Born into a cultured and unconventional Swiss family, Oppenheim was exposed early on to Jungian thought, thanks to her grandmother, a close friend of Carl Gustav Jung. This psychoanalytic foundation nourished her symbolic and intuitive imagination from the start. At eighteen, she moved to Paris, briefly studying at the Académie de la Grande Chaumière and quickly immersing herself in surrealist circles. She was soon noticed by figures like André Breton, Max Ernst, and Man Ray, who recognized her unique sensitivity and radical visual approach.
Though often labeled a surrealist “muse,” Oppenheim asserted her creative autonomy from the very beginning. Her most famous work, Le Déjeuner en fourrure (1936)—a teacup covered in fur—perfectly embodies her poetics: uncanny, sensual, playful, and deeply iconic. Acquired by the Museum of Modern Art in New York as early as the late 1930s, this piece secured her a place in art history as one of the few women artists to gain recognition in her lifetime, within a still heavily male-dominated context.
After a period of artistic withdrawal in the 1940s—marked by an identity crisis and the need to break free from the expectations imposed on her by the art world—Oppenheim re-emerged in the 1950s with a renewed creative vigor. Her output became increasingly multifaceted: sculpture, drawing, poetry, and transformed everyday objects. Her recurring themes—metamorphosis, nature, feminine identity, and the dreamlike—were explored with a gaze that defied categorization.

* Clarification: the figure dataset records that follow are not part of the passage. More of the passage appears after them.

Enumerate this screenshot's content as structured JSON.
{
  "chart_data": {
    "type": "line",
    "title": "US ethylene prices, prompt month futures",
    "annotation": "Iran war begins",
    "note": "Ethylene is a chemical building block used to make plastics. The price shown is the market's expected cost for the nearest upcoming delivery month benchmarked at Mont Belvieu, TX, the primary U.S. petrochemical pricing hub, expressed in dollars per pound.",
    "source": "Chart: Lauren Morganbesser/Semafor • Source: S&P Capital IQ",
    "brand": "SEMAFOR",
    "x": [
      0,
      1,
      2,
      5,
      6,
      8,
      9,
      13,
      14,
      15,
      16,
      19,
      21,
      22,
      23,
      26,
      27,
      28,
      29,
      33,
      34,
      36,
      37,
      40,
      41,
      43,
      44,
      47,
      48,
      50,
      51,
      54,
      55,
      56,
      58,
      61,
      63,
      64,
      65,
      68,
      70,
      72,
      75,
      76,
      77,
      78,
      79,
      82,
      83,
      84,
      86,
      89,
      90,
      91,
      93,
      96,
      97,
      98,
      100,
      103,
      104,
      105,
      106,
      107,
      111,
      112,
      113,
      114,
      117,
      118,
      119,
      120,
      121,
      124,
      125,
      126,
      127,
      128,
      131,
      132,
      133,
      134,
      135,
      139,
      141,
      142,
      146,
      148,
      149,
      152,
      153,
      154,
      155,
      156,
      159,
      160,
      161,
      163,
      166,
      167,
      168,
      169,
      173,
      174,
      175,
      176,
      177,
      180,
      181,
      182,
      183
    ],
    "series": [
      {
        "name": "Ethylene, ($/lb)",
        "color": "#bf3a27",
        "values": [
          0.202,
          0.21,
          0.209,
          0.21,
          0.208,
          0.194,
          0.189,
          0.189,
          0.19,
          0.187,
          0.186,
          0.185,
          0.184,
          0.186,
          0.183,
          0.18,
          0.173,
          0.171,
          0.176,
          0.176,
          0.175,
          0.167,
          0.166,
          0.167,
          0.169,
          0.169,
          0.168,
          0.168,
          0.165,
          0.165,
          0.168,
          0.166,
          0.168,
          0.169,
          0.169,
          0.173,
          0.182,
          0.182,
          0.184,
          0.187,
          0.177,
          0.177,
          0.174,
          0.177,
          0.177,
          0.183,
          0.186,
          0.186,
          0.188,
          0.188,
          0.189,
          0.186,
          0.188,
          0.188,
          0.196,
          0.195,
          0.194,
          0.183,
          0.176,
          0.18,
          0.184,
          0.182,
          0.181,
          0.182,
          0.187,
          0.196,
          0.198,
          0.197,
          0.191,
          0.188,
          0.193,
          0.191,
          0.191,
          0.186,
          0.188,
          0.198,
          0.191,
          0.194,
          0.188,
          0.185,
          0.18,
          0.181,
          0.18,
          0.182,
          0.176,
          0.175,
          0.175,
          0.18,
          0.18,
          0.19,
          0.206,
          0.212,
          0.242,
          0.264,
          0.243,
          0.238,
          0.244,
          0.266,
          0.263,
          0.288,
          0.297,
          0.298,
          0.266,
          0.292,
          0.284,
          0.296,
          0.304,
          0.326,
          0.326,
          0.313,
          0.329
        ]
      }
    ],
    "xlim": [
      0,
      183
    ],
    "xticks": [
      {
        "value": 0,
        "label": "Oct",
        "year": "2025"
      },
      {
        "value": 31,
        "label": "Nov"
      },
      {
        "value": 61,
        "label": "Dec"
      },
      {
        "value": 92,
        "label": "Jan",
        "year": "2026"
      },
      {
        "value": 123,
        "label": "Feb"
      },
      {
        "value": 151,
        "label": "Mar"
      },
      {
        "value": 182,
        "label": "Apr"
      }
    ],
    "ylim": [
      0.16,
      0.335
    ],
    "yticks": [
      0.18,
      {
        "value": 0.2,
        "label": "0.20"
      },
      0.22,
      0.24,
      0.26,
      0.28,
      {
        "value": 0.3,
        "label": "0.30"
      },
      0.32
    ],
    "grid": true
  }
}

Today, her works are held in and exhibited by leading museums and galleries around the world, including the Museum of Modern Art and the Guggenheim in New York, the Centre Pompidou in Paris, the Kunstmuseum Basel, and the Kunsthalle Bern. The latter, in 1984, hosted a major retrospective conceived under Oppenheim’s own direction—an event that stands as a true declaration of intent: the definitive affirmation of a career lived in the name of freedom, beyond labels, genres, or stylistic confines.
Meret Oppenheim is now recognized as a key figure of Surrealism and 20th-century art. Her work continues to astonish with its vitality, its mystery, and its ability to reveal, through subtle gestures, the unexpected that resides within ordinary things.